Ничего, что лицо потемнело! Только яркие глаза сияют да пшеничные вихры вырываются из-под вязаной шапочки.
Говорят, лицо должно быть бело-розовым. Ерундистика! В снежной пустыне дышать хорошо! Сопки — наибелейшие, и бегут, все бегут, как волны. Небо не голубое, а нежно-сиреневое, вблизи солнца — с персиковым оттенком. Могут сказать — неестественные краски. Но скажет лишь тот, кто не был среди настоящих снегов. Когда белизна на тысячи километров;- и небо станет иным. Лицо портится — чепуха! А Сашка любит! И будет любить! Всегда! Во всех мирах! Вечно!
Глаза беречь — снег беспощаден. Ее смена начнется в двадцать тридцать. Еще! Еще вон до тех сопок!
Чернеет что-то среди снега. Кажется, стланик поднимается.
В бесконечности неба и снега только предельно четкие высоковольтные столбы да провода. Они всю зиму запорошены инеем, слиты с мраком ночи. И вдруг их тонкий узор прочерчивается в бледности неба.
Это значит, близко весна…
Мохнатые кроны еще согнутого стланика взрыхлили сугроб, темная зелень просвечивает сквозь снег, сквозь плотный наст. Это идет настоящее тепло.
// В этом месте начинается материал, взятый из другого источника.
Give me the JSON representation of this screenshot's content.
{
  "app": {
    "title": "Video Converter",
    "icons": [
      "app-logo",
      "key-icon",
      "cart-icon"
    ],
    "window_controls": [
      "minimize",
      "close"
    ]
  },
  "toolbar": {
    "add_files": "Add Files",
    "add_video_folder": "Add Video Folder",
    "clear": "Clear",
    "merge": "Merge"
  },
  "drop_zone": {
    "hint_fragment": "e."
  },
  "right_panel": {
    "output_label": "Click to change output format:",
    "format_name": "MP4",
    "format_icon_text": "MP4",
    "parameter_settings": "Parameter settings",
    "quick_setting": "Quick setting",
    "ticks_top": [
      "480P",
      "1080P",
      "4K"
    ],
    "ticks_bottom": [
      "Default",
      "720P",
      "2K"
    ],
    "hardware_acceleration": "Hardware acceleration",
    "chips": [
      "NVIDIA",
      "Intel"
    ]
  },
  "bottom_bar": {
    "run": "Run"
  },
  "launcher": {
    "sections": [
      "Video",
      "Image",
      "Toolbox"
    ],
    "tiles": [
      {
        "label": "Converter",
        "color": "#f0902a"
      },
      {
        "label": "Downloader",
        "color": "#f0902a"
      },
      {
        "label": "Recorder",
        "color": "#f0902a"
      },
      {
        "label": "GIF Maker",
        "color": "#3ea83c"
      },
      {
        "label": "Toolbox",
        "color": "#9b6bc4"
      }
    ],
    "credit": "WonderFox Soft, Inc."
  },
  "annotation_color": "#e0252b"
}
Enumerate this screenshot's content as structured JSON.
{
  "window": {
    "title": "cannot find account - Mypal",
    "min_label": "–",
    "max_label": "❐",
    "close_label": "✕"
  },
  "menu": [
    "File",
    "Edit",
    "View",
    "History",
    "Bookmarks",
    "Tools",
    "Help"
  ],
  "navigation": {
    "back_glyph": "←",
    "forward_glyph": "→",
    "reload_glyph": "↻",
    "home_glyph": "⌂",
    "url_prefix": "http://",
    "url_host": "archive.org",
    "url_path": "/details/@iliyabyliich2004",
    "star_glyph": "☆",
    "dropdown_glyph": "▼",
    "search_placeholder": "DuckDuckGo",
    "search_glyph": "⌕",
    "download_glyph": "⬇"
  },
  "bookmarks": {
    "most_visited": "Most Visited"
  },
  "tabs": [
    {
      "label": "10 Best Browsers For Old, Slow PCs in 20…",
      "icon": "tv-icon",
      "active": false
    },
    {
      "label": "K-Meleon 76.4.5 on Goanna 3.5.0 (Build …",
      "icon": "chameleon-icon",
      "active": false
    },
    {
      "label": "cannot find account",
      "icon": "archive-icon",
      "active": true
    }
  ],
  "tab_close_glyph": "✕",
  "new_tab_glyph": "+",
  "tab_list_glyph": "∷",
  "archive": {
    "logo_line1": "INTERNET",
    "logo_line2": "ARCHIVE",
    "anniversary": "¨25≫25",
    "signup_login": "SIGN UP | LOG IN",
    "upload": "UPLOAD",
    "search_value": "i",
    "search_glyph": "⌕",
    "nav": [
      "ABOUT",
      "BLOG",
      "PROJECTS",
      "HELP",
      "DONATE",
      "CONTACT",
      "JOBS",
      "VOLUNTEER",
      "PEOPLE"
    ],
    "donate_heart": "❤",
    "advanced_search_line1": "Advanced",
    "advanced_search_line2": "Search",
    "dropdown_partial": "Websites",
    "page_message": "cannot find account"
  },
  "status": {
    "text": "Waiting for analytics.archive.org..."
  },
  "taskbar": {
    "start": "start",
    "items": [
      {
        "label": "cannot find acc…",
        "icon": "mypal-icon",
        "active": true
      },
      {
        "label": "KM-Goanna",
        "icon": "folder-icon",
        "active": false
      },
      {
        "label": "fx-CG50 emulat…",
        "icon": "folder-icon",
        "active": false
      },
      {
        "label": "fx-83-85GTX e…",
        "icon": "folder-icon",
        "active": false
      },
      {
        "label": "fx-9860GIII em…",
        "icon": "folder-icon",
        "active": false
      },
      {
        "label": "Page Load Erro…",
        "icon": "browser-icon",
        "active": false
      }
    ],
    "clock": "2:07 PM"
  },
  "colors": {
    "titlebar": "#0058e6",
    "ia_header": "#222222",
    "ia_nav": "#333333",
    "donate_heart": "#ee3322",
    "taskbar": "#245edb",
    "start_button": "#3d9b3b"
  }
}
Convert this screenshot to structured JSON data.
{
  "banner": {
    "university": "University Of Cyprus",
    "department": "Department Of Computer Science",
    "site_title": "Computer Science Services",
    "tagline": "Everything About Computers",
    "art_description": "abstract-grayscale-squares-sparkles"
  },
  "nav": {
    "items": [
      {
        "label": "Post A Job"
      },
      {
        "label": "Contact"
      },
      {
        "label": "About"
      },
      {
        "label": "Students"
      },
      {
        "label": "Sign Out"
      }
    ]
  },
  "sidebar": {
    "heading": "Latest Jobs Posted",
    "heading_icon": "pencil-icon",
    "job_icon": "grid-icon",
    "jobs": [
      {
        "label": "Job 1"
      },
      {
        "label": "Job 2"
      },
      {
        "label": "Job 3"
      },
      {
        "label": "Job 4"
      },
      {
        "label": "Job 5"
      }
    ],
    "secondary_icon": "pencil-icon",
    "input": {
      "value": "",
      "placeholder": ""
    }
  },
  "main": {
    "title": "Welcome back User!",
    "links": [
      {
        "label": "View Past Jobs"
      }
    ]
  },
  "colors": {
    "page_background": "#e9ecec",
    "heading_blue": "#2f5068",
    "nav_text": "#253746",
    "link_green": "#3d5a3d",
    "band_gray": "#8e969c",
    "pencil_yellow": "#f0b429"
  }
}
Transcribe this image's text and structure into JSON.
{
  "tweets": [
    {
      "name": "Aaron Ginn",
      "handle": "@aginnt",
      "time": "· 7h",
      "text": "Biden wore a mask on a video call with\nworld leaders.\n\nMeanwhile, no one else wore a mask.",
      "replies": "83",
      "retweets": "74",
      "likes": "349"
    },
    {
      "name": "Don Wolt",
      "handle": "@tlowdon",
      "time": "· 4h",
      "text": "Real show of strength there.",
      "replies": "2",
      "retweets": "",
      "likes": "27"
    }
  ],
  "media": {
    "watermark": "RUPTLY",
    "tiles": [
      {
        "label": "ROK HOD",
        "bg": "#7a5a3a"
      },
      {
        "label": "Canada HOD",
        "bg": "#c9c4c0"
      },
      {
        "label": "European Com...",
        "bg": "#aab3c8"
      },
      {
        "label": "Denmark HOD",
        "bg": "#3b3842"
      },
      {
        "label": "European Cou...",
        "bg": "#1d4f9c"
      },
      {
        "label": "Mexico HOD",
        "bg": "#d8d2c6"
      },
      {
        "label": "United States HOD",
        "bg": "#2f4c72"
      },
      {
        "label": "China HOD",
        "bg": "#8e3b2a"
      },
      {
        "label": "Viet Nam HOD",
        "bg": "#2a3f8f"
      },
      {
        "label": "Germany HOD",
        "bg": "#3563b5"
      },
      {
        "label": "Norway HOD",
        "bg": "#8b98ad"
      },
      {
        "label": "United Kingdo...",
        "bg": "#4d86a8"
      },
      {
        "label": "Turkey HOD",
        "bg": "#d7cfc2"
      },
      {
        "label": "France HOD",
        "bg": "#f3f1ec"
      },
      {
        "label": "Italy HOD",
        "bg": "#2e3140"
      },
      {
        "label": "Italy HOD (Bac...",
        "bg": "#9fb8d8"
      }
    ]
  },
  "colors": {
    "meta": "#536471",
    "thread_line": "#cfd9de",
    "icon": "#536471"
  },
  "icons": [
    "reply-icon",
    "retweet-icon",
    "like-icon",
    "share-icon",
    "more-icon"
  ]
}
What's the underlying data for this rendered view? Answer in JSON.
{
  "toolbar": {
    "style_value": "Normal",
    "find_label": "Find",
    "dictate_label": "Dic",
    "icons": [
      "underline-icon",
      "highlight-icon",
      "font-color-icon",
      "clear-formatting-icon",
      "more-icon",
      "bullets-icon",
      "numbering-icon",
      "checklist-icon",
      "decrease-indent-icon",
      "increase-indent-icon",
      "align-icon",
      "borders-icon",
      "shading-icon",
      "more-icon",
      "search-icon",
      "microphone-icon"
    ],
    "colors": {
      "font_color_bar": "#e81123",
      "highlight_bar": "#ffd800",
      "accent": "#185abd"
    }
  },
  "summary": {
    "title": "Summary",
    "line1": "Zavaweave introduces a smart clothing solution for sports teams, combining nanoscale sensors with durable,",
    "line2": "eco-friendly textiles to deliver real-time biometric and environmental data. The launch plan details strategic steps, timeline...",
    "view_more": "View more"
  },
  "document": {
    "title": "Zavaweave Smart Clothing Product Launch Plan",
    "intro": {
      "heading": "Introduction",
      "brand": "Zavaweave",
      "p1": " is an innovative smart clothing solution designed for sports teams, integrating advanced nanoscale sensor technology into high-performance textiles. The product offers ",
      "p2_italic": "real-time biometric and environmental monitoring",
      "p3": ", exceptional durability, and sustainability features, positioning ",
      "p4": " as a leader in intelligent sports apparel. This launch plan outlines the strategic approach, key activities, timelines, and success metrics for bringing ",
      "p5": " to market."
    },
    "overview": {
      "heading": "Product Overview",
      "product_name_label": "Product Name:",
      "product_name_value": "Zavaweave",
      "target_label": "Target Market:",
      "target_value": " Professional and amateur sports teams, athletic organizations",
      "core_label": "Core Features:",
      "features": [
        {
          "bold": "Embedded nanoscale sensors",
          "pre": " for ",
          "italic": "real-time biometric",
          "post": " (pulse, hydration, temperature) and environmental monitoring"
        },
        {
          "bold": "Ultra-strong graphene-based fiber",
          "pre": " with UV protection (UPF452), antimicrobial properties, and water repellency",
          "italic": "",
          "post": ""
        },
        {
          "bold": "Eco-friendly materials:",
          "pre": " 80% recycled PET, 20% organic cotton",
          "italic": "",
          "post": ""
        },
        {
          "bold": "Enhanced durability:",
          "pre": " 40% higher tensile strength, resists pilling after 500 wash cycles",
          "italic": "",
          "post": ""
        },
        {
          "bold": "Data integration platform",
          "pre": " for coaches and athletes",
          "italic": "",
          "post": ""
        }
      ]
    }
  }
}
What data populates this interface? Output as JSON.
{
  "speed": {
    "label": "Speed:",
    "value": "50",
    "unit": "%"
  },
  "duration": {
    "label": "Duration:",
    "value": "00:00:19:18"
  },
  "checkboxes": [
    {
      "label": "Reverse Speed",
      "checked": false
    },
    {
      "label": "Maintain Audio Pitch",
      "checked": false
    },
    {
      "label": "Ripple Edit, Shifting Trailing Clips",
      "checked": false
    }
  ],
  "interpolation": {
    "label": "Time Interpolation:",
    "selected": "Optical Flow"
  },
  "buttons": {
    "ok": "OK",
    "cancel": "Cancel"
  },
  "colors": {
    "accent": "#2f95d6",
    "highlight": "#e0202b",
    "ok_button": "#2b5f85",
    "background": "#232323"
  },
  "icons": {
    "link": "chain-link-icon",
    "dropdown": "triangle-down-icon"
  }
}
«Поднимайся, поднимайся, милый, расправляй ветви…»
Эх! В такой воздух лететь бы с трамплина! Сашка всегда бледнеет, когда прыгает она…
Скользят лыжи по насту, по-сумасшедшему скользят.
Димка отметил, что Александр Каменских взглянул на часы в восемнадцать десять. До этого ничем не проявил своего беспокойства. А Димка больше часа не находит себе места.
— Считает, что попала в Сочи, — пробует съязвить Эдуард.
Шутка кажется неуместной. Лелька всегда возвращалась в семнадцать ноль-ноль, ни минуты раньше, ни минуты позже. Говорят, женщины не точны. А по Лельке можно часы проверять.
В восемнадцать тридцать Александр Павлович Каменских поднялся из-за большого геомагнитографа.
— Работу прекратить. В лагере останется Ксения Михайловна. Будем искать Елену Логинцеву.
Он никогда не говорил Леля или тем более Лелька, а всегда только — Елена. Даже трудно представить, как он называет ее наедине. Двадцатишестилетний кандидат наук держится с достоинством.
Эдуард Шпак собирал свои лыжные шмутки, что-то шутливо напевал о девице, потерявшейся в зеленом лесочке. Ксения Михайловна осуждающе взглянула на него, но ничего не сказала.
Она вышла проводить ребят. И молча стояла в дверях желтого походного домика из нинолина. Домик, казалось, сам светился розоватым отблеском.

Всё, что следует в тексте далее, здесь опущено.